The little boy sat with his great-grandfather and waited anxiously. He saw a soldier coming through the terminal and started to jump up and down. “Papère! It’s him!” When the man got closer, he realized he was wrong. “Darn.” He plopped back down and sat, chin in hands, disappointed.
“Paulie, I told you that when he comes, he’ll come from that way, ” said his vieux-papère, pointing in the opposite direction. “Now sit down and be patient, cher.”
“Papère, I don’t know HOW to be patient.”
“I’ve noticed that,” the old man said with a grin. “But try, anyway.”
“Okay.” Paulie leaned against him and sighed. “Papère, can I ask you something?”
“Maybe.” Paul surveyed his namesake with concern. T’is little fellow has no off-switch on his curiosity and one day he’s going to ask the wrong person the wrong question. Just that afternoon, Paulie had been puzzled by the appearance of a very large man with multiple piercings and tattoos. Before his great-grandfather could stop him, Paulie started with the questions. Fortunately, despite his fierce appearance, the big man was quite kind and had handled the child’s shower of interrogatives with patience, to the older man’s relief. My elephant’s child, he thought, shaking his head with amusement. Oh, Paulie, what are we going to do wit’ you?
“What did you want to know?” Just then, his cell phone rang. Dratted technology. He reached for it, and was bemused when Paulie grabbed it first and stared at the caller ID. He recognized the number and sagged in relief. “It’s just Mamère Amelie”.
Paul took it from him and answered it, quizzically surveying the little boy. He explained to his daughter that no, her grandson had not yet arrived, and yes, Paulie was fine and he was fine and that she should just quit worrying. “I’ll call you when we see him; just go on and help Cherry get dinner ready for when we get back.”
He chuckled at her pretend-meek “Oui, Papa” and hung up.
“Paulie, what was that all about?
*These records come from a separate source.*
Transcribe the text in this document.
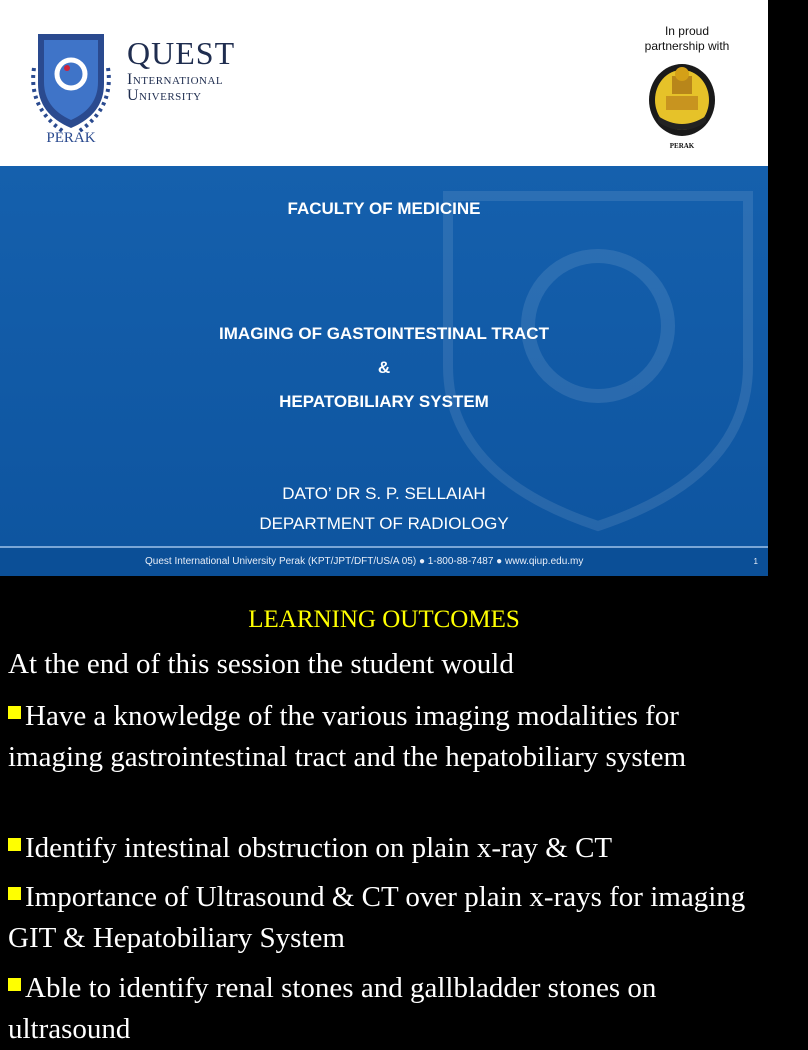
PERAK
QUEST
International
University
In proud
partnership with
PERAK
FACULTY OF MEDICINE
IMAGING OF GASTOINTESTINAL TRACT
&
HEPATOBILIARY SYSTEM
DATO’ DR S. P. SELLAIAH
DEPARTMENT OF RADIOLOGY
Quest International University Perak (KPT/JPT/DFT/US/A 05) ● 1-800-88-7487 ● www.qiup.edu.my	1
LEARNING OUTCOMES
At the end of this session the student would
Have a knowledge of the various imaging modalities for imaging gastrointestinal tract and the hepatobiliary system
Identify intestinal obstruction on plain x-ray & CT
Importance of Ultrasound & CT over plain x-rays for imaging GIT & Hepatobiliary System
Able to identify renal stones and gallbladder stones on ultrasound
Why did you grab t’e cell phone?”
The little boy sat on the edge of the plastic chair, legs kicking, staring at the ground. “Well …”
“Denis said you were old.”
Paul nodded. “Yes, I am. Your big brother is right about t’at.”
“And he said old people die. But Papère –, ” he said, all in a rush, “I don’t want you to die. You — you haven’t taught me everything you know!” He finished, still not able to meet the old man’s eyes. “And I’d miss you. You’re my vieux-papère. Mine. I don’t want God to have you yet.”
God. Ah, I t’ink I understand. “Did Denis tell you that when God calls me, I have to go?”
Paulie nodded earnestly. “Oui! So I t’ought if I answered t’e phone first, I’d tell God he’d just have to wait because Paulie LeMercier needs his vieux-papère. And t’en I’d hang up. So t’ere!”
If it had been anyone else but Paulie, the older Paul would have thrown his head back and laughed until he cried. But he knew this was deadly serious for the little one and he wanted to help him understand.
“Cher, it’s not t’at kind of a call.”
“One day, when it’s time, I’ll die, yes. But I don’t believe dying means that I end. I think we continue, only differently.”
“But I won’t see you. You won’t take me shrimping or show me how to whittle,” the little boy said earnestly, eyes screwed up against threatened tears.
The old man put his arm around the little boy. “I understand, Paulie. I miss my Papère aussi, and my papa et mama, and my Nonc Pierre, all of them. It’s okay to be sad when it happens. But you must go on. A little bit of me will always be wit’ you. Did you know you look just like me when I was your age?”
“You do. And one day very long from now, you’ll sit with your great-grandson, and maybe he will be named Paulie, too, and you’ll tell him what I just told you. And he’ll carry on for me and you, and my Nonc Pierre and his uncle — all of us will live through him. And until that day, we live through you.”
Paulie looked at him. “When you go — wherever you go — will you remember me?”
“I promise, cher. How could I ever forget you?”
“I won’t forget you either. I promise, too.”
“Good.” Paul tapped him on the shoulder. He gestured down the concourse. “Look who’s here.”
“Andre!” The little boy jumped up and ran to his brother.
Paul glanced up and saw the departure board. One day soon, Bon Dieu. I know t’at. But not today, eh? He stood carefully and headed slowly toward his great-grandsons.